If at substitution of number in the equation the right equality turns out, such number is called a root. Roots can be positive, negative and zero. Distinguish from all set of roots of the equation maximum and minimum.
Instruction
1. Find all roots of the equation, among them choose negative if that is available. Let, for example, the quadratic equation 2x²-3x+1=0 be given. Apply a formula of search of roots of a quadratic equation: x (1.2)= [3± √ (9-8)]/2=[3± √ 1]/2=[3±1]/2, then x1=2, x2=1. It is easy to notice what negative among them is not present.
2. It is possible to find roots of a quadratic equation also by means of Vieta theorem. According to this theorem of x1+x1=-b, x1∙x2=c, where b and c – respectively coefficients of the equation x²+bx+c=0. Using this theorem, it is possible not to calculate b discriminant²-4ac that in certain cases can significantly simplify a task.

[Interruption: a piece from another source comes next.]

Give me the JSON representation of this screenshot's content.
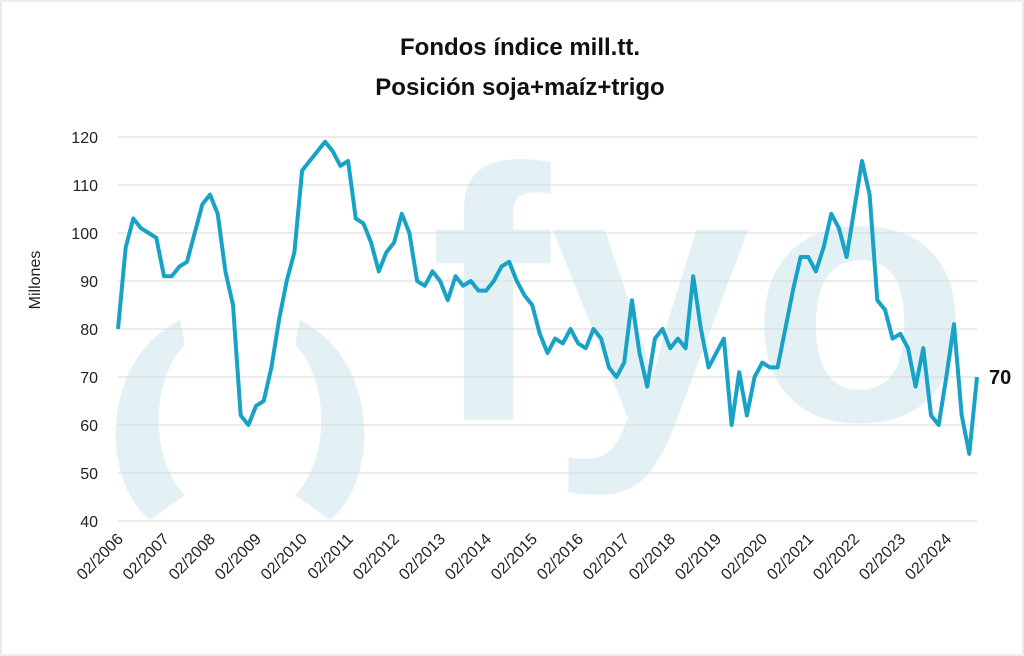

3. If in a quadratic equation coefficient at x even, it is possible to apply not the main, and the reduced formula to search of roots. If the basic formula looks as x (1.2)= [-b± √ (b²-4ac)] / 2a, then in a short form she registers so: x (1.2)= [-b/2± √ (b²/4-ac)] / a. If in a quadratic equation there is no free member, it is rather simple to put also outside brackets. And sometimes the left part develops in a full square: x \(x+1)².
4. There are types of the equations which give not one number, but the whole set of decisions. For example, trigonometrical equations. So, x=π/4+πk where k is an integer will be the answer to the equation 2sin²(2x) +5sin(2x)-3=0. That is, at substitution of any whole value of parameter k the argument x will satisfy to the set equation.
5. Can be required to find all negative roots in trigonometrical tasks or maximum of negative. In the solution of such tasks logical reasonings or a method of mathematical induction are applied. Substitute several whole values for k in expression of x=π/4+πk and observe as the argument behaves. By the way, x=-3π/4 at k=1 will be the greatest negative root in the previous equation.